Lavori restyling rete elettrica: cavi interrati nel bolognese per 20 km

Terna investe nel territorio con il rimpiazzo dei vecchi cavi aerei, che andranno demoliti. Gli interventi autorizzati in tutta la regione grazie ai fondi del Pnrr

Lavori autorizzati per il restyling bolognese della rete elettrica di Terna. Per il bolognese sono 20 i km di cavo interrato che andranno a sostituire le vecchie linee aeree, permettendo la 'liberazione di un equivalente di 100 ettari di terreno.

Il valore complessivo degli investimenti ammonta a oltre 116 milioni di euro di investimenti, con 4 nuovi interventi di Terna per lo sviluppo della rete elettrica autorizzati nel corso del 2021 dal Ministero della Transizione Ecologica in Emilia-Romagna. La regione è la seconda, dopo la Sicilia, per valore di opere approvate e per le quali nei prossimi mesi sarà possibile aprire i cantieri.

Via l'elettrodotto aereo, lavori per interrare i cavi a Bologna

Il piano di interventi, che coinvolge oltre al Comune di Bologna anche i Comuni di San Lazzaro di Savena, Casalecchio di Reno e Anzola dell'Emilia porterà, secondo Terna, importanti benefici ambientali. 

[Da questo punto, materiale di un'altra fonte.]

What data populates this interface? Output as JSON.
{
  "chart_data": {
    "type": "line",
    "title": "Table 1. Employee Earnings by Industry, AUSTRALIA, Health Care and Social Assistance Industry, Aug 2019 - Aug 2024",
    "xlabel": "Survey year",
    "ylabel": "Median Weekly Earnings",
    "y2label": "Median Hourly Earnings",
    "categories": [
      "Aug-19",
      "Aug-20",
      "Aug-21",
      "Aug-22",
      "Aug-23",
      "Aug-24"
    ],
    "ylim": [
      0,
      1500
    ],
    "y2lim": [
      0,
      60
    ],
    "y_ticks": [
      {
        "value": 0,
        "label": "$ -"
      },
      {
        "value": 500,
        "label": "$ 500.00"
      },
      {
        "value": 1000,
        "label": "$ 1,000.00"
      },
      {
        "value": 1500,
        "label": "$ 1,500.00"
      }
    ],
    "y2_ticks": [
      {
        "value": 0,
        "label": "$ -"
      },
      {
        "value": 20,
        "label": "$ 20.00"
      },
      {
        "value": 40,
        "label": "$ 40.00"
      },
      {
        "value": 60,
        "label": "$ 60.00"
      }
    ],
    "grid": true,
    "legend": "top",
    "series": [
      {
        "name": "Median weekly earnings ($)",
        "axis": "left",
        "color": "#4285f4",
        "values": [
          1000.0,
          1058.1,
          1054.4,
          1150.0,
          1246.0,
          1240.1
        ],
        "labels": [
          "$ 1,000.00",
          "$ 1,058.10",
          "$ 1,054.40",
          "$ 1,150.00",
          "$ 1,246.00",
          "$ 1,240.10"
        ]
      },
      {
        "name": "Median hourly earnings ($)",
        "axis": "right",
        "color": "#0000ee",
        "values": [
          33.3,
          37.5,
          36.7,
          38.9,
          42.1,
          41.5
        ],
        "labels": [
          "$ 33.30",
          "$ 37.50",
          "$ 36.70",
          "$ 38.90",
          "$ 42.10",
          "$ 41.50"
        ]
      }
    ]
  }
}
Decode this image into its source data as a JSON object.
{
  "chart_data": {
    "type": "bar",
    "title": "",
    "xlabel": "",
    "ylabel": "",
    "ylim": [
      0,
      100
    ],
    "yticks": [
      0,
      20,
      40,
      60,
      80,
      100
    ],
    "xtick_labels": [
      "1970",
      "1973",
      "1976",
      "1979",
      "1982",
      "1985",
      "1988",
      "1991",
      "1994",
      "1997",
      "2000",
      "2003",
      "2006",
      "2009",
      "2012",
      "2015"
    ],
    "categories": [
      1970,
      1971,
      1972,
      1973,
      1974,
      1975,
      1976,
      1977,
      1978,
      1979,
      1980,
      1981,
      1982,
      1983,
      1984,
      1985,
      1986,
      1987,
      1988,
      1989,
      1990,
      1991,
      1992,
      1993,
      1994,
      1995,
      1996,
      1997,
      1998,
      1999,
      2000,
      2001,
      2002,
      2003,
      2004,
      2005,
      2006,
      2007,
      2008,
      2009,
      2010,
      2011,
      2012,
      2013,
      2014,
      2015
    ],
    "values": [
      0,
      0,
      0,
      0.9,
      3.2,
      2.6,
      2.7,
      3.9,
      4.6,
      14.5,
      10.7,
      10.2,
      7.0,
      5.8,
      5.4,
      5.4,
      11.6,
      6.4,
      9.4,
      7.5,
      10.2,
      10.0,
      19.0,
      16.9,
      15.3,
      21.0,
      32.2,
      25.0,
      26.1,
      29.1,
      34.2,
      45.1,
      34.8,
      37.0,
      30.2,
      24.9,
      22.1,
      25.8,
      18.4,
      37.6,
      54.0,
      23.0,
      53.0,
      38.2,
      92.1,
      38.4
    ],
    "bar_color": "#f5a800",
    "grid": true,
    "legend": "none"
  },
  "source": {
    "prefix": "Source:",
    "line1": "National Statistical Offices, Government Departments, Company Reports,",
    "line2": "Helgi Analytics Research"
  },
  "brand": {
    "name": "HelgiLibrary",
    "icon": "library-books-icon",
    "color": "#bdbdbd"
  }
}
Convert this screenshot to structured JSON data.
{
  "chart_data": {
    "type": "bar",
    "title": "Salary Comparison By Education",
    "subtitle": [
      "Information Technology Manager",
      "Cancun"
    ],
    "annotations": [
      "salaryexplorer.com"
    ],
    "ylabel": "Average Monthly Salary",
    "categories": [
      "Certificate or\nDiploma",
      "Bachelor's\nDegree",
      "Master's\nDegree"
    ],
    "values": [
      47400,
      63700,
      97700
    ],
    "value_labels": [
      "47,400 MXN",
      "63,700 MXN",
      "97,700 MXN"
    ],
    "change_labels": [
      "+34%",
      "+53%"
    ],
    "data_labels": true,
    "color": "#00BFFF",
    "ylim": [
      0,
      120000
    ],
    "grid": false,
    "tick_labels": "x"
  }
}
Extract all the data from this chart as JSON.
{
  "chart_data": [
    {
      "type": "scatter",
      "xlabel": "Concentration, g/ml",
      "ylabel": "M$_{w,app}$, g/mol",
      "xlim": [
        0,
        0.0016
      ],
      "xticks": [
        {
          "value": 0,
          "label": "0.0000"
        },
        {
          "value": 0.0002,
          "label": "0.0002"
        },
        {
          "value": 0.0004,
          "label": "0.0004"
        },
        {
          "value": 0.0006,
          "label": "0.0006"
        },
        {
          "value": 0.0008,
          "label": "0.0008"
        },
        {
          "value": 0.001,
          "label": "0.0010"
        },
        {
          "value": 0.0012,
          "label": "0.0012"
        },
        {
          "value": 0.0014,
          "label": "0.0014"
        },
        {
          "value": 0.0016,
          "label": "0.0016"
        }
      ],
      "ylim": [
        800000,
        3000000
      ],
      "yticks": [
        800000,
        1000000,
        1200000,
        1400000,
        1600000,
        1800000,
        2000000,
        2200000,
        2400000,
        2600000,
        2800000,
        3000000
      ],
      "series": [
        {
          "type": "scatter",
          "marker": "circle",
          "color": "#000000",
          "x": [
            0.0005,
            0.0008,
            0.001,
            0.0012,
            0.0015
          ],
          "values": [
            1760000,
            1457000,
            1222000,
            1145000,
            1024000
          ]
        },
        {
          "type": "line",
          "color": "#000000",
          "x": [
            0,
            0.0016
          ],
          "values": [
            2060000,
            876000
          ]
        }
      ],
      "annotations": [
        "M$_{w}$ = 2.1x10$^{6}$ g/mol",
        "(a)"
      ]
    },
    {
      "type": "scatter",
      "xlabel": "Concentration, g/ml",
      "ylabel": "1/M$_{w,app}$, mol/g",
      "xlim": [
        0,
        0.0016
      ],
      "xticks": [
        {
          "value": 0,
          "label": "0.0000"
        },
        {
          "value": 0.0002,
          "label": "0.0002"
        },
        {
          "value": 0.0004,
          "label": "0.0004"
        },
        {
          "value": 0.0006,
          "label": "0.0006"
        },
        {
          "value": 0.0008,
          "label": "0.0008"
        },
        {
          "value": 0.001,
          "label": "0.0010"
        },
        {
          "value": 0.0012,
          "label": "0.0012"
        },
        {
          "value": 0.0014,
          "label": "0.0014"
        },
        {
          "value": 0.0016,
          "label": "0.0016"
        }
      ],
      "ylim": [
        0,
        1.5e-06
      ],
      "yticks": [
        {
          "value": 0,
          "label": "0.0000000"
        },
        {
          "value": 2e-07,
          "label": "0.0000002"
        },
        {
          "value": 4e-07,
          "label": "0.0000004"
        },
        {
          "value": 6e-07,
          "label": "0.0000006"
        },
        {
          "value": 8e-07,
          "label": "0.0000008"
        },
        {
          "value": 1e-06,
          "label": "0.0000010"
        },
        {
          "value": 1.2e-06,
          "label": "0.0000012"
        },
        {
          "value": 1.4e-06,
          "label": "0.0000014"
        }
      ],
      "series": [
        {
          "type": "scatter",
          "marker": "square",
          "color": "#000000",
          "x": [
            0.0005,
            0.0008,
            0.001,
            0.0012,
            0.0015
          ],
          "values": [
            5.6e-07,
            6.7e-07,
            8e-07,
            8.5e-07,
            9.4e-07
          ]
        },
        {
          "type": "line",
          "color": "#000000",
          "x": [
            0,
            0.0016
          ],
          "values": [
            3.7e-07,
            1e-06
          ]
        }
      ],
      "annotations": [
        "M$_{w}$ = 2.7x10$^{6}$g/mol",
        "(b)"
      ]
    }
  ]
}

In particolare per il territorio del Comune di Bologna, a fronte della realizzazione del cavo interrato, sarà possibile demolire circa 31 km di vecchi elettrodotti aerei, 150 sostegni e restituire circa 100 ettari di territorio liberato da infrastrutture elettriche ormai vetuste.

Altro riassetto sarà quello della rete elettrica di Rimini-Riccione che consentirà la demolizione di 41 km di vecchie linee aeree e la dismissione di 171 tralicci, restituendo oltre 130 ettari di territorio.

Le altre opere prevedono l’interramento di elettrodotti nella zona bolognese Bertalia- Lazzaretto e l’allacciamento dell’elettrodotto Rovigo- Ferrara alla stazione elettrica e alla cabina primaria “Canaro”, in provincia di Rovigo.

Gli investimenti in regione costituiscono quasi il 12 per cento dell’oltre miliardo di euro stanziato per i 37 nuovi interventi di sviluppo autorizzati in Italia.

Tra gli interventi previsti per il riassetto del sistema elettrico dell’area di Bologna:

  •     la realizzazione della nuova linea in cavo a 132 kV Giardini M. – S. Donato con collegamento alla linea 132 kV S. Viola – Tre Madonne;
  •     l’integrazione con la Rete di Trasmissione Nazionale delle linee a 132 kV comprese tra gli impianti di Colunga – Bologna N – Beverara RT – Grizzana RT, opportunamente adeguate agli standard di qualità del servizio, grazie alla realizzazione delle nuove linee a 132 kV Martignone – Tavernelle FS – Calderara – Castelmaggiore, Martignone – S. Viola – Beverara RT – Bologna N e Colunga – Grizzana;
  •     relativamente alla realizzazione del Tecnopolo, saranno migliorati gli standard di esercizio incrementando i prelievi dalla rete di distribuzione e installando nuove tecnologie di trasformazione alta/media tensione.

Nella regione la realizzazione di tutti gli interventi porterà inoltre alla demolizione di 96 km di linee aeree e alla rimozione complessiva di 180 tralicci, attività che consentiranno di restituire ai territori e alle comunità locali oltre 140 ettari di terreno.